Literature review and experimental design
Based on an extensive literature review of contract review automation and RAG systems, systematic experiments were conducted comparing RAG approaches with the in-context learning capabilities of LLMs. The empirical analysis confirms that RAG-based methods significantly improve the analysis of long-context texts and information extraction in legal documents, particularly in terms of accuracy and consistency.

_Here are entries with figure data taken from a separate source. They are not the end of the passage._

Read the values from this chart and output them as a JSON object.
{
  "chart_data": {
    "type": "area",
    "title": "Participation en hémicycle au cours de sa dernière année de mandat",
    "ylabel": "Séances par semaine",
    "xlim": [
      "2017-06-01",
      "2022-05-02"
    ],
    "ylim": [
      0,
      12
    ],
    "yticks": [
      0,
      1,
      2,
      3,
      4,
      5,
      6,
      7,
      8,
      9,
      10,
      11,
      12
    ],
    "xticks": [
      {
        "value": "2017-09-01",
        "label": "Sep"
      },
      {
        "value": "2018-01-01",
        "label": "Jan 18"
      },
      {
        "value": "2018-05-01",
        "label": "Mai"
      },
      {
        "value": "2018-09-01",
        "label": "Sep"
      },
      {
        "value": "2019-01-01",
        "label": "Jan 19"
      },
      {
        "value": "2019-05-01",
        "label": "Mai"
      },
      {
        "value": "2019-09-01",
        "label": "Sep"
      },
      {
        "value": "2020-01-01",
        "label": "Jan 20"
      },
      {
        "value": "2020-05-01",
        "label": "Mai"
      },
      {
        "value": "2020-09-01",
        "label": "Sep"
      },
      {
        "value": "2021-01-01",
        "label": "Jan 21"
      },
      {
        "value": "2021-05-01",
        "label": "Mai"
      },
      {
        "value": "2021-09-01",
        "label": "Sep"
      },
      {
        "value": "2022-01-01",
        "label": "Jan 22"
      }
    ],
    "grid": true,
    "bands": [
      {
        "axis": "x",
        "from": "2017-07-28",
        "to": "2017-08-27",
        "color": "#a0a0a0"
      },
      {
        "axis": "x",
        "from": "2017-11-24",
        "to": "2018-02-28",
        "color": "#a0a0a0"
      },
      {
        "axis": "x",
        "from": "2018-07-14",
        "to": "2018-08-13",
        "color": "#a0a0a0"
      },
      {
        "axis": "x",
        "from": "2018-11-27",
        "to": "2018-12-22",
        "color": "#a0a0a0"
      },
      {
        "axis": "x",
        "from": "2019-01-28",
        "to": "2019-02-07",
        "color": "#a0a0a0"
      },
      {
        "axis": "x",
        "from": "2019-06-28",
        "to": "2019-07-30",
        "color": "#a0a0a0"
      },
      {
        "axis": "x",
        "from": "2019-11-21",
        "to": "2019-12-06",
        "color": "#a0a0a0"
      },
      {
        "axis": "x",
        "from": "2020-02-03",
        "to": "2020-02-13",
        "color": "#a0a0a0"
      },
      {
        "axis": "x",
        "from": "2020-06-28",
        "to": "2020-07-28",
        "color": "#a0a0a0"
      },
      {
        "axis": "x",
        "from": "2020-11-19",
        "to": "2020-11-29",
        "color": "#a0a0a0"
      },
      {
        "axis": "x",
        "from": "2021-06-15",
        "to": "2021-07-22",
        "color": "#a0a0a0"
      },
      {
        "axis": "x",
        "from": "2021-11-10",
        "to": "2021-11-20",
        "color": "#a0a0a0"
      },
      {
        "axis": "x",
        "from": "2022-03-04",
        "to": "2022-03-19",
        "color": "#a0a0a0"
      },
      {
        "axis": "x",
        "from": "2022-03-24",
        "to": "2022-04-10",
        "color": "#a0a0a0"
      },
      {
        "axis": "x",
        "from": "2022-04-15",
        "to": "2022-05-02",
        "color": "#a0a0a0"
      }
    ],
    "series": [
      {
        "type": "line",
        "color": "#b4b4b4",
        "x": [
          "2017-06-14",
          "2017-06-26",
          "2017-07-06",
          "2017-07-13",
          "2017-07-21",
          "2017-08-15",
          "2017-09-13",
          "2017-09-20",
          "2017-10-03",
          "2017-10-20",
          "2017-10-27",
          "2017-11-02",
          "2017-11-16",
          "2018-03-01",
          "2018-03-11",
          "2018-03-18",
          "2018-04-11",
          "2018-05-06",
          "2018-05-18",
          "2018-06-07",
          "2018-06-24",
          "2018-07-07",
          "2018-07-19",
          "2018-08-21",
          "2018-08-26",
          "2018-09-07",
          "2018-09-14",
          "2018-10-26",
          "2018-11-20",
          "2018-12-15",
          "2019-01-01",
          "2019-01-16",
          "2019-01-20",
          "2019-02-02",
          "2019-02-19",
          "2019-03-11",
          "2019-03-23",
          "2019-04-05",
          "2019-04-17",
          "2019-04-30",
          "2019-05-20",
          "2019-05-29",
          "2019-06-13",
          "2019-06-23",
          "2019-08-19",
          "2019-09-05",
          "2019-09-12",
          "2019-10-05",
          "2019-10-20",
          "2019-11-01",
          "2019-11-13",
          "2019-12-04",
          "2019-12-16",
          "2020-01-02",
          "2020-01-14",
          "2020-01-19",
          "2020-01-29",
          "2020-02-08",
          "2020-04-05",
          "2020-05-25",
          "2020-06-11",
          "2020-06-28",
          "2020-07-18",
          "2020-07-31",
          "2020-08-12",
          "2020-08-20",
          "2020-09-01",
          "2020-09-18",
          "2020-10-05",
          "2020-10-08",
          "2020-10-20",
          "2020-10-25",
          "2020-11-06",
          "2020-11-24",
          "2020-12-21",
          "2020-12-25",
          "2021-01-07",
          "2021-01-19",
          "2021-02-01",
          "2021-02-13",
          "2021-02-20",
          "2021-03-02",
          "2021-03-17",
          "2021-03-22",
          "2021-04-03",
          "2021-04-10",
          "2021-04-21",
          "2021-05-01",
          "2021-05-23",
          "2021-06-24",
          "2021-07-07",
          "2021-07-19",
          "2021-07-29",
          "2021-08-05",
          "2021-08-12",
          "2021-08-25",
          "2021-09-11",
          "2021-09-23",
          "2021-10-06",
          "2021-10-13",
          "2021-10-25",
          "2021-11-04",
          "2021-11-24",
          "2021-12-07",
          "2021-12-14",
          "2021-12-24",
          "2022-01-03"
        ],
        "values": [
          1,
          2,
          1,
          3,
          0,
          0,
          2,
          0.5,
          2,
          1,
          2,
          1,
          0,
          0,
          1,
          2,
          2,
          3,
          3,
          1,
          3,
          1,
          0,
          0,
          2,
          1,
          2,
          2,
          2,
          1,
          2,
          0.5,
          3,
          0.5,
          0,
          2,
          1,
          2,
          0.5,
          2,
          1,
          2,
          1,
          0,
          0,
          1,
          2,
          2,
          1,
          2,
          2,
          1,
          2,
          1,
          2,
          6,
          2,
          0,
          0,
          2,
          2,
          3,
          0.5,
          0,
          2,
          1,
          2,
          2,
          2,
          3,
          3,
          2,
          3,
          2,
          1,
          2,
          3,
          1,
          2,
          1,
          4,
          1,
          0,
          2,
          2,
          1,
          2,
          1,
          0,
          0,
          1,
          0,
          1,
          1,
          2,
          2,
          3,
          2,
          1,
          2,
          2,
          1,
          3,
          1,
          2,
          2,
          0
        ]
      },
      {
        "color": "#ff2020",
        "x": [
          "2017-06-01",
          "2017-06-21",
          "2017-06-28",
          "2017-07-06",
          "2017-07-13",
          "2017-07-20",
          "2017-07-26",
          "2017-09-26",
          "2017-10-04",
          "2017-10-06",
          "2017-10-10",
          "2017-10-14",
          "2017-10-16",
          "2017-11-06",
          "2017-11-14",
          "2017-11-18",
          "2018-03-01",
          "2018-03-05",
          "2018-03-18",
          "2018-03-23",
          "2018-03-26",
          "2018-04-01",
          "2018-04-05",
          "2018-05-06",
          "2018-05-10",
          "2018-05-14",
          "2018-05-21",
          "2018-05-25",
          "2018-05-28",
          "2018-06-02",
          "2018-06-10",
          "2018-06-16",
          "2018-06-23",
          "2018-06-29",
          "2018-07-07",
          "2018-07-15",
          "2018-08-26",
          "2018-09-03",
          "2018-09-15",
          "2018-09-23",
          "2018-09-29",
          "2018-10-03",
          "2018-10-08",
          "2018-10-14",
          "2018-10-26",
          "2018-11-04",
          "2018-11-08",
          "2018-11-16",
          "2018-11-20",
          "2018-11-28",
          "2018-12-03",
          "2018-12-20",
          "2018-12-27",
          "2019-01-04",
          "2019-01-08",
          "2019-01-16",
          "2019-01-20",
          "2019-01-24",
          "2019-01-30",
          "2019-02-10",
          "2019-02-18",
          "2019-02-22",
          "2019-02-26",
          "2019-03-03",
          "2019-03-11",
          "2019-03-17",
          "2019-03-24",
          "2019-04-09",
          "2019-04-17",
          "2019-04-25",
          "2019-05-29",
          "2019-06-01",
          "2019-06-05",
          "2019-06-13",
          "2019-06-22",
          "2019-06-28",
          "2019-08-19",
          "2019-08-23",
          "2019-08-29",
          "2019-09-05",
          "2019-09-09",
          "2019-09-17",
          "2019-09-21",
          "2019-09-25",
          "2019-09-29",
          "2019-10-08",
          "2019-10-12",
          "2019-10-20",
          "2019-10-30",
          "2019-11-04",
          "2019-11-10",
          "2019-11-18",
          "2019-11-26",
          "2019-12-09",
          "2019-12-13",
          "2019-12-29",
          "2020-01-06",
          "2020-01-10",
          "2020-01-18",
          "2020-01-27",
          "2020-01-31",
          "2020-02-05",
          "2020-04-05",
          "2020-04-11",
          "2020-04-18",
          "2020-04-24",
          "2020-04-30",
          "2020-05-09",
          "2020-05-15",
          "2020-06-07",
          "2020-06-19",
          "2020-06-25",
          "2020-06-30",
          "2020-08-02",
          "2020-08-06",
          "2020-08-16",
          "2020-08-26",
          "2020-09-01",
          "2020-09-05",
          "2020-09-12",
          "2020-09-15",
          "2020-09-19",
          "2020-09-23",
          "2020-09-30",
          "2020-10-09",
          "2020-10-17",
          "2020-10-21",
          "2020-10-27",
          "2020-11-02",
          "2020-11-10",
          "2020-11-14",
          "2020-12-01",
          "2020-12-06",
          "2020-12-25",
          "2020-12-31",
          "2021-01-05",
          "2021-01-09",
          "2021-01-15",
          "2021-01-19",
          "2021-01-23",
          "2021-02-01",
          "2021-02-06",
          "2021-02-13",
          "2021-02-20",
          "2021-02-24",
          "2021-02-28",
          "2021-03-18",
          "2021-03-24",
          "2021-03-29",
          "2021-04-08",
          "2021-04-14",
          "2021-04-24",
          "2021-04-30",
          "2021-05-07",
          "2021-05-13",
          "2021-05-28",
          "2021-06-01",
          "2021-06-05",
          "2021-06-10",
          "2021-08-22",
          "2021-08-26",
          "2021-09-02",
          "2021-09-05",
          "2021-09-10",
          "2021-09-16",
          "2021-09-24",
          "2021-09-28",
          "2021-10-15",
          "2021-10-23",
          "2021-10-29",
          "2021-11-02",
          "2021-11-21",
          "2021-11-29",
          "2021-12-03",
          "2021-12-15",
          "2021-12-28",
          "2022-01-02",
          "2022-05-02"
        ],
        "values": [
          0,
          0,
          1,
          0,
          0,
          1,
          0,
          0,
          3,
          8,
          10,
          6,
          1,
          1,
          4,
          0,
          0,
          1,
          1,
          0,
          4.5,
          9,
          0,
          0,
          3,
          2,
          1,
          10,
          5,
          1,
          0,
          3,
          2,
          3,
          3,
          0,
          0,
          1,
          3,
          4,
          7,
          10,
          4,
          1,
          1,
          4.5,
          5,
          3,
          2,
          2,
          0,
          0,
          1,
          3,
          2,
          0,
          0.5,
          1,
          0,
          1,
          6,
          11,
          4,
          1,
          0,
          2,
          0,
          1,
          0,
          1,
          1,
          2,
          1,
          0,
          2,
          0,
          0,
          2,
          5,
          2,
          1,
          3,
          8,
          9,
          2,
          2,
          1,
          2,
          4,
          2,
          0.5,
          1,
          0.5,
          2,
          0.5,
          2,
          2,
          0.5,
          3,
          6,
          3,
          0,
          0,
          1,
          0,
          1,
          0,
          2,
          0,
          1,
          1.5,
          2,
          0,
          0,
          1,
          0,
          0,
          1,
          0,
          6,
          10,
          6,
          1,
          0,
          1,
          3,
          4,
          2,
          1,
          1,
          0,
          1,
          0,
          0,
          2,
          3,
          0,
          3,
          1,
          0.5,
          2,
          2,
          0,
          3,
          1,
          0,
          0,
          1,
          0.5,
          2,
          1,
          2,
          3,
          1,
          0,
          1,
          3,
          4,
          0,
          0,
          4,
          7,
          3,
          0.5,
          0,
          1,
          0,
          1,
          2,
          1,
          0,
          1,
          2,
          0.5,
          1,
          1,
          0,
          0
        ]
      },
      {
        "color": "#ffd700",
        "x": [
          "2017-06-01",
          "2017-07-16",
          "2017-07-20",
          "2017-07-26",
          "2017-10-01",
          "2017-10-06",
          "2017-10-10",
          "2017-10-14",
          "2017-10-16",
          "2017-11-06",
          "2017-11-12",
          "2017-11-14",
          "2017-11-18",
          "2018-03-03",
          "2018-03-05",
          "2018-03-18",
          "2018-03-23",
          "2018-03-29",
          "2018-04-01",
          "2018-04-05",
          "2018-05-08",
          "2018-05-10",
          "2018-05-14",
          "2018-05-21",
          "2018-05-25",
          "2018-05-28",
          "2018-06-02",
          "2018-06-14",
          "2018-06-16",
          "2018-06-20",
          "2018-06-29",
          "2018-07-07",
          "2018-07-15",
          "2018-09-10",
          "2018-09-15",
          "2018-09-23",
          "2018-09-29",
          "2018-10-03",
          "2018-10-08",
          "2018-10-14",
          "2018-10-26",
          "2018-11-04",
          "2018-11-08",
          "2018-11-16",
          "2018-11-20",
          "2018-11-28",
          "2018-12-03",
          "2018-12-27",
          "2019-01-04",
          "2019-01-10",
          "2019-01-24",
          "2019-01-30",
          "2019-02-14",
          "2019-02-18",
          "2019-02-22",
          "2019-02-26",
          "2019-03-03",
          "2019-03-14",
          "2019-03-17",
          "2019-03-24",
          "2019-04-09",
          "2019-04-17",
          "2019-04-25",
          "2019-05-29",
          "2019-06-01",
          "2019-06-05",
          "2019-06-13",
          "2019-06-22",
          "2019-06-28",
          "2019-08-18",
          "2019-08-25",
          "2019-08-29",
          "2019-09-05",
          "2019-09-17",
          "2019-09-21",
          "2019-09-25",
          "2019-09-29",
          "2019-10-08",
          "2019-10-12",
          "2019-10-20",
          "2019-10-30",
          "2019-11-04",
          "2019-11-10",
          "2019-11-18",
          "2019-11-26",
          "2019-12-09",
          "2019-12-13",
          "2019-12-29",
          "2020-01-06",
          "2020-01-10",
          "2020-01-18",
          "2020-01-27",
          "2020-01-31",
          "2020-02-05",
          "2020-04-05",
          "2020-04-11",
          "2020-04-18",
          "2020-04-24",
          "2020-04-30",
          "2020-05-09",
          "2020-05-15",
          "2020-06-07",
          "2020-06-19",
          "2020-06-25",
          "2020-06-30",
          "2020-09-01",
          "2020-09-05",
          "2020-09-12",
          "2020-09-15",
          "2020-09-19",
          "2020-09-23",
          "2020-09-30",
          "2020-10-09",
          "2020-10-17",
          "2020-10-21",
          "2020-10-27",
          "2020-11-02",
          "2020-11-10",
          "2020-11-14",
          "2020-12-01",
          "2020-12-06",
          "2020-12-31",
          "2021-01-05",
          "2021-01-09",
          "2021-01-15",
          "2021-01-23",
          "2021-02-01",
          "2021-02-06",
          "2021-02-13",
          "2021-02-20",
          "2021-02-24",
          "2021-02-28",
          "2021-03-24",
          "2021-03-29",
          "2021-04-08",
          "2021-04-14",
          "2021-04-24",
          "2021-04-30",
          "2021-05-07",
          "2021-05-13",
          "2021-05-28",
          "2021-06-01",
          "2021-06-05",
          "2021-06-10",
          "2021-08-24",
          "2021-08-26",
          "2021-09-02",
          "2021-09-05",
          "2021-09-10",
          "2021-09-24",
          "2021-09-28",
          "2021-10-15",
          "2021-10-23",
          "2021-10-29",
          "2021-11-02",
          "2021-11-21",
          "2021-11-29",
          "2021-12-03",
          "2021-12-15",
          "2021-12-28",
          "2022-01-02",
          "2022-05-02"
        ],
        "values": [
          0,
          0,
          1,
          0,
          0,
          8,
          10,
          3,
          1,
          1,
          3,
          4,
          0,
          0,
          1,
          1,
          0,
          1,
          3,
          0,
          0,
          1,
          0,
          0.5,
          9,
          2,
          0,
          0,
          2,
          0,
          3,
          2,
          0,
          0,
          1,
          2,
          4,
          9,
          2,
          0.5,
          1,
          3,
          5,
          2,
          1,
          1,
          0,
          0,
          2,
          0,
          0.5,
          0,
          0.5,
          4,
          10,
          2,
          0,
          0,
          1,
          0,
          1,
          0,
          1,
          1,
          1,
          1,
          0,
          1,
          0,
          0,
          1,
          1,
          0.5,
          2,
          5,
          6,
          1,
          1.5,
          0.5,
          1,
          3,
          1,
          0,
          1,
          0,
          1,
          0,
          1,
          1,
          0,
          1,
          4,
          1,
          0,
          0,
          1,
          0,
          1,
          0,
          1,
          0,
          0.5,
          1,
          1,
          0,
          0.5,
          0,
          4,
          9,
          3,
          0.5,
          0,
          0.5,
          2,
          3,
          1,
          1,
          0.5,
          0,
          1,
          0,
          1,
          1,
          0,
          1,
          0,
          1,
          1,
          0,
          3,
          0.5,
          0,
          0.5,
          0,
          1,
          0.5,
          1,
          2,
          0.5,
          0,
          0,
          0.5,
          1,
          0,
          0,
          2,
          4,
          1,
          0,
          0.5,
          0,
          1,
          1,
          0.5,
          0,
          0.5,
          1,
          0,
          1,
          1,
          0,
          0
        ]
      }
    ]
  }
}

Optimization of the retrieval phase
Building on these findings, in-depth research was conducted into optimization techniques for the retrieval phase of RAG, given its crucial role in the accuracy of contract review. The experimental evaluation included various chunking strategies, query expansion methods, and re-ranking approaches, which identified best practices for legal document processing. The main contribution is a new KG-RAG system that enhances contextual understanding in legal document analysis. The approach was evaluated using the Contract Understanding Atticus Dataset (CUAD) and the ContractNLI dataset and shows better performance than traditional RAG implementations and long-context models. In addition, the research investigates optimal chunking strategies and the trade-offs between efficiency and effectiveness of different model architectures.
Key results and benefits
The results show that the KG-enriched RAG framework delivers superior performance in identifying and analyzing complex legal relationships, while maintaining computational efficiency. In particular, the integration of knowledge graphs excels at capturing hierarchical and cross-referencing relationships within legal documents, an essential aspect that is often lacking in conventional approaches.
Contribution to Legal AI
This work contributes to the advancement of Legal AI by providing a more robust and context-aware approach to contract review, as well as practical insights for the implementation of AI systems in legal practice. The findings point to promising directions for future research in legal document processing, particularly in domains where deep contextual understanding and relational modeling are required.